Van de andere kant had hij van dichtbij kunnen zien hoe het de burgemeester van Den Helder is gegaan in een soortgelijke zaak, waarin die naar eigen zeggen evenmin als Wolfsen zware fouten had begaan. Toen in Engeland premier Blair door de BBC werd beticht van liegen in de Irak affaire werd een Law Lord belast met een onderzoek naar de beschuldiging. Het medium werd door de rechter in het ongelijk gesteld. Hij merkte in de motivering van zijn oordeel op dat het de taak is van de publiciteit om politici van dichtbij te volgen, omdat zij namens het publiek een controleplicht jegens de overheid hebben, maar dat daarbij wel de uiterste zorgvuldigheid in acht moet worden genomen, een zorgvuldigheid die met name hierin tot uiting hoort te komen dat de media een intern controlesysteem hebben voor alle berichten die kritiek op de politiek inhouden.
Dat zou zeker ook in een land als Nederland horen te gelden, waar net als in het V.K. parlementsmeerderheid en regering onder een deken slapen. De integriteit van politici kan men maar een keer aantasten. Er blijft altijd iets van hangen en bovendien: de politicus is meestal niet in de gelegenheid om de eigen kant van de zaak voldoende helder over het voetlicht te krijgen als hij een conflict heeft met de media. Daarom vond de rechter dat de BBC een goed werkend intern controlesysteem had horen te hebben en dat hadden ze niet meer. Vroeger wel gehad overigens, maar wegbezuinigd.

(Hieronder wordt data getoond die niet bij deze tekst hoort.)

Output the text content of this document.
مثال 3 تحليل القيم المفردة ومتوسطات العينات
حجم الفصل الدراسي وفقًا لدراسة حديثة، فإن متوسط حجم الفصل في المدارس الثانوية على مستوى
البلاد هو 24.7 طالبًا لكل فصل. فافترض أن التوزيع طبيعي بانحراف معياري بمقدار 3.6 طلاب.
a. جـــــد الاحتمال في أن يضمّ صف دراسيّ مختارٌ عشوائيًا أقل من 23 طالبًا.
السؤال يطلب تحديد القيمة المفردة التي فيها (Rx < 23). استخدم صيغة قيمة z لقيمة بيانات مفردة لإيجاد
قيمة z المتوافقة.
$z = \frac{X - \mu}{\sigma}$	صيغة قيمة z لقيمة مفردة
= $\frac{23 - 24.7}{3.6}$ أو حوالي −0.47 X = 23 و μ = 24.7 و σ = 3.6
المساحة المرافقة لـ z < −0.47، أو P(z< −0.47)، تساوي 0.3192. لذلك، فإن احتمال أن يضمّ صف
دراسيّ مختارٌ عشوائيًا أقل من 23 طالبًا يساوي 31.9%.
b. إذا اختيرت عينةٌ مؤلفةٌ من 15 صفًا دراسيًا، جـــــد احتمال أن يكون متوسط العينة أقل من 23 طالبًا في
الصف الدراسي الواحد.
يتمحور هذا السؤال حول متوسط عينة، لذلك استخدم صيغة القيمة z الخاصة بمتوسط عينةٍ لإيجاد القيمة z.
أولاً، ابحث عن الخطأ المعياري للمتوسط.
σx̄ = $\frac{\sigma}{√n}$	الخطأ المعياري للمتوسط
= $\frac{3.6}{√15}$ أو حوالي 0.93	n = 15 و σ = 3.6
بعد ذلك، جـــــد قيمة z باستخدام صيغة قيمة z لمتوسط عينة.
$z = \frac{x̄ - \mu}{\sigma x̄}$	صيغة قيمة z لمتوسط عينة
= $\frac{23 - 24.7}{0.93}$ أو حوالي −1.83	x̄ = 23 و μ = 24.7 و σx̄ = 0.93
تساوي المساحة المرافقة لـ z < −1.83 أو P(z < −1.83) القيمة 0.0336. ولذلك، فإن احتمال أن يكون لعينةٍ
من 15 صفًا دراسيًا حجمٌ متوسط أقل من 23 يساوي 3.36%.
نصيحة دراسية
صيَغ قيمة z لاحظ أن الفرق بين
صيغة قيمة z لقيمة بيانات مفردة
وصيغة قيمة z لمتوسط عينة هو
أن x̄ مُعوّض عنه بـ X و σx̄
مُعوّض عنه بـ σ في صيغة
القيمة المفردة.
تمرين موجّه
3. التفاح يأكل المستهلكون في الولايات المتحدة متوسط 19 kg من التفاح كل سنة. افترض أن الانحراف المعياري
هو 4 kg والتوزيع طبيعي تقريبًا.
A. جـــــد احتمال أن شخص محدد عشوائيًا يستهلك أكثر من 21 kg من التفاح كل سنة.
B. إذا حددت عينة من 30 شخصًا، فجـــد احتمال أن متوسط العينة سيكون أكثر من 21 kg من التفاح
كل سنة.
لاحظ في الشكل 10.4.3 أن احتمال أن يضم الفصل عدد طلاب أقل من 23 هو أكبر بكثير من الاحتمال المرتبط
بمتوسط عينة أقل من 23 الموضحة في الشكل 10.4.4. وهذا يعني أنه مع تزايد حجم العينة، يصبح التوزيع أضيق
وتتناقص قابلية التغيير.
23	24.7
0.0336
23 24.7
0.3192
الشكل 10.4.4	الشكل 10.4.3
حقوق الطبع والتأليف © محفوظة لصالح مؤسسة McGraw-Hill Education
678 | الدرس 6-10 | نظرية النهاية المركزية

Wolfsen had met andere woorden wel redenen om zich ongerust te maken en het is niet uit te sluiten dat het huis aan huis blad zorgvuldiger had moeten zijn, net als de BBC. Maar hoe dan ook, de uitgever bewegen een artikel niet te plaatsen buiten de redactie om was meer dan onverstandig, dat was schenden van de grondwet, iets wat een burgemeester in een rechtsstaat duurder te staan had horen te komen dan hier het geval is geweest.
________________________________________
[1] Van der Horst ( de hoofdredacteur) en Wolfsen hadden uitputtend overleg gehad over een artikel over de pensionkostenvergoeding van de burgemeester . Dit is een vergoeding voor woonkosten die burgemeesters maken die nog niet in de plaats wonen waar ze werken. In het artikel waar de buurtkrant zijn informatie uit haalde stelt bestuursrechtskundige Twan Tak dat Wolfsen een deel van zijn pensionkostenvergoeding ten onrechte heeft ontvangen. Formeel leek dat juist te zijn, maar het ministerie van BiZa vond het redelijk, zei Wolfson. Volgens Van der Horst heeft Wolfsen het artikel ingezien en maakte hij op eigen initiatief bezwaar tegen plaatsing. „Hij vond het stuk pertinent onjuist en vreesde bovendien imagoschade.”
De gesprekken over het bericht dat afkomstig was van freelancer Wouter de Heus verliepen volgens de hoofdredacteur van Ons Utrecht uitermate onplezierig. „Wolfsen zei dat het grote gevolgen zou kunnen hebben voor de krant als we toch zouden doorzetten.” Van der Horst legde uit dat Ons Utrecht de gemeenteberichten van Utrecht afdrukt. „Wolfsen zei niet letterlijk dat hij deze pagina’s zou terugtrekken, maar ik vind dat het riekte naar chantage en omkoperij”, aldus de hoofdredacteur.
Van der Horst bleef bij zijn standpunt dat zijn artikel evenwichtig was. Achteraf werd het de redactie pas duidelijk dat de editie herdrukt is zonder het gewraakte artikel. „Wolfsen heeft blijkbaar contact gehad met onze uitgever Uitgeverij Holland Combinatie. Zij hebben zonder mijn medeweten opdracht gegeven 120.000 nieuwe exemplaren van Ons Utrecht laten drukken zonder het bewuste artikel.” Van der Horst vond dat daarmee de persvrijheid ernstig was geschaad. „Ik ben boos en teleurgesteld.”
Volgens burgemeester Aleid Wolfsen heeft zijn bemoeienis met een editie van de huis-aan-huiskrant Ons Utrecht niets met beperking van persvrijheid te maken. „Ik heb alleen maar gevraagd aan de betrokkenen of zij nog eens naar de feiten wilden kijken.” Wolfsen ontkent dat hij de journalist, hoofdredacteur of de uitgever onder druk heeft gezet. „Maar als een journalist zo vrijmoedig mijn integriteit in twijfel trekt dan kan ik niet anders doen dan de telefoon te pakken. Dat ben ik aan mijn eigen geweten verplicht.” (weblog)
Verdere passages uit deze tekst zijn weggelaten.